Tonight, I was given the African name ‘Buhle’ by a member of the church family that has been taking care of my choir since we arrived in South Africa last week. Buhle means beautiful. It means beautiful. It means beautiful. If I could go back in time and visit my 13 year-old self, a girl who used to stand before mirrors with hatred in her heart and tears in her eyes whispering “you are so ugly”, I would tell her that one day in South Africa a woman will look you in the eyes and give you the name ‘beautiful’.
This was a full circle moment for me and I’m trying not to cry just thinking about it. You may see where I am right now and assume I’ve always had it together but being called beautiful, being named ‘Buhle’ tonight was genuinely one of the greatest moments of my life. She saw something in me, after simply meeting me, that it took me years to see in myself. I’ve been fighting with insecurity for most of my life. I still have to convince myself that I’m worthy of love, appreciation, and joy but it’s eye-opening to realize that someone can look at you and see so much in you.
I had to hug her so she wouldn’t see the tears in my eyes. Before I left tonight she called me “Buhle” three more times making me realize that it wasn’t just a name she gave to me and forgot. She was intentional with giving me that name and was even more intentional with calling me by my “real name”. I’ve been to many countries and have had many experiences but I’ve always been in a rush to get back home but I’ve been here for 7 days and South Africa already feels like home. I don’t know if I’ll ever be ready to go back to America.
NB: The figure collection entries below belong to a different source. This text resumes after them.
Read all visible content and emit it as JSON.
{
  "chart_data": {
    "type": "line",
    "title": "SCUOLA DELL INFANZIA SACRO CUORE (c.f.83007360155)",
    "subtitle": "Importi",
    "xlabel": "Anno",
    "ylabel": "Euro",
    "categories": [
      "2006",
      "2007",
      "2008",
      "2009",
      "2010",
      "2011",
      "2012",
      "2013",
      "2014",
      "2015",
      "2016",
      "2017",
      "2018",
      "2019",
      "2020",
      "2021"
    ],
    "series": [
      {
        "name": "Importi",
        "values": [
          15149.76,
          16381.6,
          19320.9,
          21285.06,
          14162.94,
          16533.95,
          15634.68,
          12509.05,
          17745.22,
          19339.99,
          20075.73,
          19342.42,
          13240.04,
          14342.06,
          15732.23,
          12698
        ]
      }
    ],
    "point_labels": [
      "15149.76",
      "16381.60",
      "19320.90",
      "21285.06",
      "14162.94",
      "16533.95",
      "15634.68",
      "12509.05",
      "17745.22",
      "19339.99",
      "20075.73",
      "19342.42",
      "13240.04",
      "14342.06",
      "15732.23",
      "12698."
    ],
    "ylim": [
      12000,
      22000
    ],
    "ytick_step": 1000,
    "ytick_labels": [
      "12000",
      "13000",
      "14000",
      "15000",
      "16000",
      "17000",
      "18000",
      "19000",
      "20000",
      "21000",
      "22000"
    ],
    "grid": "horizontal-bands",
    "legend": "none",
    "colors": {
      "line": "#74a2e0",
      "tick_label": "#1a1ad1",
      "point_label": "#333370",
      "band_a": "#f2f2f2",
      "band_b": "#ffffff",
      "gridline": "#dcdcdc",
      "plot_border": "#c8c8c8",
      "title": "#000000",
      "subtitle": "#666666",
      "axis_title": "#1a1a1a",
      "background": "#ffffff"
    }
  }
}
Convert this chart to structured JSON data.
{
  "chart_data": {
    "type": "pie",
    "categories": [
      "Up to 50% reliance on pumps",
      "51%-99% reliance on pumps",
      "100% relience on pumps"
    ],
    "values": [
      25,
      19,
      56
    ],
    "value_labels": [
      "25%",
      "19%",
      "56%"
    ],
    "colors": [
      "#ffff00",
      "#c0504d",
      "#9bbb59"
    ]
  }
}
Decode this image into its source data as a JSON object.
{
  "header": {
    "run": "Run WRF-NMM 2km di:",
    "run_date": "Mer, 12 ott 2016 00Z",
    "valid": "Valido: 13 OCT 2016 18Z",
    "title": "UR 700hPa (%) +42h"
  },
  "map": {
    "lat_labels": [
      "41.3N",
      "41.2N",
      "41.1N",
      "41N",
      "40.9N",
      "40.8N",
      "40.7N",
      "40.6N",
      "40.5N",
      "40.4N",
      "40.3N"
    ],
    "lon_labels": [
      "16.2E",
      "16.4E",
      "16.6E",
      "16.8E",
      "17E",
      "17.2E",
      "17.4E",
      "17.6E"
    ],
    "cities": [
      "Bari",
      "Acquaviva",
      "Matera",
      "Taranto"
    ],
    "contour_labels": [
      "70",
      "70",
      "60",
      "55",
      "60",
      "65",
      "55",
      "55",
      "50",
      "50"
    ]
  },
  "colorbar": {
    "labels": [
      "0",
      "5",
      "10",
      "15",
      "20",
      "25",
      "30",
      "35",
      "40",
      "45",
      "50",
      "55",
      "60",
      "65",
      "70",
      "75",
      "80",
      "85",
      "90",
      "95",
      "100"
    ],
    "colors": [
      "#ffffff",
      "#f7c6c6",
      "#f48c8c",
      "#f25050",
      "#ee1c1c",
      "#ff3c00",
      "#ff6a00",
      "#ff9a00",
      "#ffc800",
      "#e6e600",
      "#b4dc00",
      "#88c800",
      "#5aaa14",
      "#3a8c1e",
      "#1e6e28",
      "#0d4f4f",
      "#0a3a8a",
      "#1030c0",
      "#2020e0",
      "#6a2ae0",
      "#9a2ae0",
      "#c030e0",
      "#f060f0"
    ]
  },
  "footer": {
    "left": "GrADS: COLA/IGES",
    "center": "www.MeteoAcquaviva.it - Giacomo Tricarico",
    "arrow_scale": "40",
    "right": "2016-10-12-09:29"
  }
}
I’m hoping that the following poem will give a better insight into who I am and why moments like this make me step back and appreciate my experience.
This poem is about me trying to fill in the gaps between my own insecurity. While reading it, note that Insecurity is personified and try to see yourself through my mirror of self-reflection. I am immensely aware of my own flaws. This poem is a reflection of me knowing what my own insecurity looks like…
Insecurity wears the prettiest wigs and the brightest lipstick.
Insecurity always has on the brightest dresses and the cutest shoes.
Insecurity always has her nails done and her face beat.
Insecurity waits not to be spoken to before assuming her name is already in their mouths.
Insecurity has been down this road before.
Every one thinks that Insecurity thinks too highly of herself but Insecurity is just hiding her insecurities.
Insecurities chooses when to be bold and when to hate herself.
Insecurity is strong and powerful and weak and brittle.
Happy Free-Thinking Friday! See you on Sunday!